Rule 55.Default; default judgment
Group VII: Judgment · Last amended March 1, 2019 · Last verified July 14, 2026
Full Text of Rule 55
Notes
Drafter’s Note, Amendment Effective January 1, 2005: Subdivision (b)(2) is amended to add the phrase “who has appeared therein” at the end of the first sentence to conform to the federal rule. All other amendments are technical.
Advisory Committee Note — 2019 Amendment: Rule 55 is conformed to the federal rule, but Rule 55(d) retains the cross-reference to Rule 54(c) in former state and federal versions of Rule 55.
Amendment History
Amended eff. 1-1-05; Amended eff. 3-1-19.
Plain-English Summary
Default and default judgment are two different steps. First, when a party never answers or otherwise defends and someone shows that by affidavit, the clerk enters a default — a procedural notation that the party is no longer participating. That alone is not a judgment. Getting an actual judgment is either automatic or requires asking the court, depending on the case. If the claim is for a specific sum, or an amount that can be worked out by simple computation, and the defaulted defendant never appeared and is not a minor or an incapacitated person, the clerk can enter judgment directly once the plaintiff files an affidavit showing the amount due. Everything else goes to the judge.
The rule builds in protection for parties who need it. A default judgment against a minor or an incapacitated person requires that a guardian or similar fiduciary have appeared for them. Anyone who has already appeared in the case, even informally, gets at least seven days' written notice before a hearing on the default judgment application. And when the court needs to work out damages, verify an allegation, or sort out some other issue before it can enter judgment, it can hold a hearing or send the matter out for further proceedings, while still preserving any right to a jury trial. Suing the State comes with its own higher bar: a default alone is not enough, and the claimant still has to prove the claim with evidence that satisfies the court. Damages in any default judgment are capped the same way as under Rule 54(c), and a default — or the judgment that follows it — can be set aside for good cause, or under Rule 60(b) once judgment has been entered.
Frequently Asked Questions
What is the difference between an "entry of default" and a "default judgment"?
An entry of default is the clerk's notation that a party failed to plead or otherwise defend — it does not resolve the case. A default judgment is the actual judgment awarding relief, which requires a separate step: either the clerk entering it for a sum-certain claim against a non-appearing defendant, or the court entering it in every other situation.
Can the clerk sign a default judgment, or does it have to be a judge?
The clerk can enter judgment only in a narrow situation: the claim is for a sum certain or one that can be calculated by computation, the defendant never appeared, and the defendant is not a minor or incapacitated person. Every other default judgment has to go through the court.

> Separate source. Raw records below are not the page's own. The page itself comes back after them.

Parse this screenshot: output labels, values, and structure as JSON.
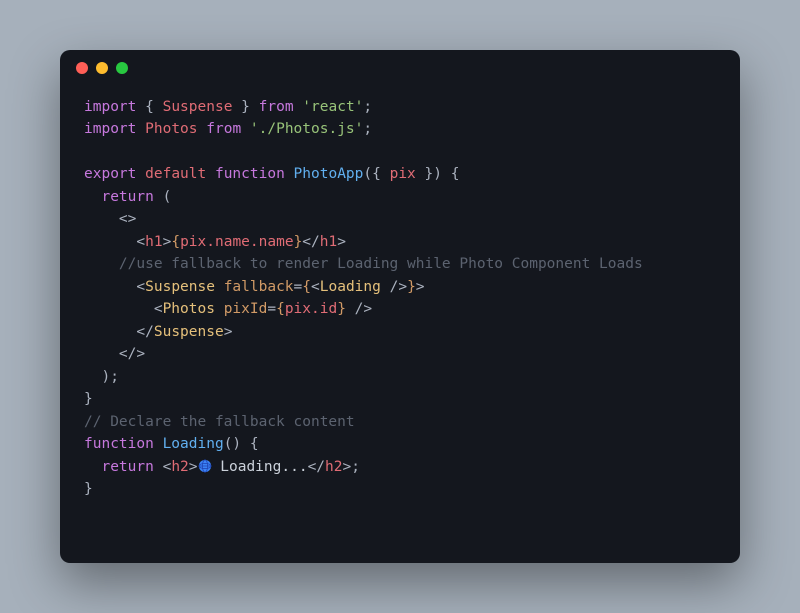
{
  "titlebar": {
    "close": "close",
    "minimize": "minimize",
    "zoom": "zoom"
  },
  "code": {
    "l1": {
      "import": "import",
      "brace_open": " { ",
      "suspense": "Suspense",
      "brace_close": " } ",
      "from": "from",
      "space": " ",
      "react_str": "'react'",
      "semi": ";"
    },
    "l2": {
      "import": "import",
      "space": " ",
      "photos": "Photos",
      "space2": " ",
      "from": "from",
      "space3": " ",
      "path_str": "'./Photos.js'",
      "semi": ";"
    },
    "l3": "",
    "l4": {
      "export": "export",
      "space": " ",
      "default": "default",
      "space2": " ",
      "function": "function",
      "space3": " ",
      "name": "PhotoApp",
      "paren_open": "(",
      "brace_open": "{ ",
      "param": "pix",
      "brace_close": " }",
      "paren_close_brace": ") {"
    },
    "l5": {
      "indent": "  ",
      "return": "return",
      "paren": " ("
    },
    "l6": {
      "indent": "    ",
      "frag": "<>"
    },
    "l7": {
      "indent": "      ",
      "open": "<",
      "h1": "h1",
      "close": ">",
      "brace_open": "{",
      "expr": "pix.name.name",
      "brace_close": "}",
      "close_open": "</",
      "h1_2": "h1",
      "close2": ">"
    },
    "l8": {
      "indent": "    ",
      "comment": "//use fallback to render Loading while Photo Component Loads"
    },
    "l9": {
      "indent": "      ",
      "open": "<",
      "suspense": "Suspense",
      "space": " ",
      "fallback": "fallback",
      "eq": "=",
      "brace_open": "{",
      "open2": "<",
      "loading": "Loading",
      "selfclose": " />",
      "brace_close": "}",
      "close": ">"
    },
    "l10": {
      "indent": "        ",
      "open": "<",
      "photos": "Photos",
      "space": " ",
      "pixid": "pixId",
      "eq": "=",
      "brace_open": "{",
      "expr": "pix.id",
      "brace_close": "}",
      "selfclose": " />"
    },
    "l11": {
      "indent": "      ",
      "close_open": "</",
      "suspense": "Suspense",
      "close": ">"
    },
    "l12": {
      "indent": "    ",
      "frag": "</>"
    },
    "l13": {
      "indent": "  ",
      "close": ");"
    },
    "l14": {
      "brace": "}"
    },
    "l15": {
      "comment": "// Declare the fallback content"
    },
    "l16": {
      "function": "function",
      "space": " ",
      "name": "Loading",
      "parens": "() {"
    },
    "l17": {
      "indent": "  ",
      "return": "return",
      "space": " ",
      "open": "<",
      "h2": "h2",
      "close": ">",
      "text": " Loading...",
      "close_open": "</",
      "h2_2": "h2",
      "close2": ">",
      "semi": ";"
    },
    "l18": {
      "brace": "}"
    }
  }
}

What happens if the defendant appeared in the case before defaulting?
They are entitled to at least seven days' written notice of the hearing on the default judgment application before the court rules, even though they are in default.
Can a default judgment be undone later?
Yes. An entry of default can be set aside for good cause at any point, and a default judgment that has already been entered can be set aside under the standards in Rule 60(b).
Is it harder to get a default judgment against a government agency?
Yes. A default judgment against the State, its officers, or its agencies cannot rest on the default alone — the claimant still has to put on evidence that satisfies the court that the claim or right to relief is valid.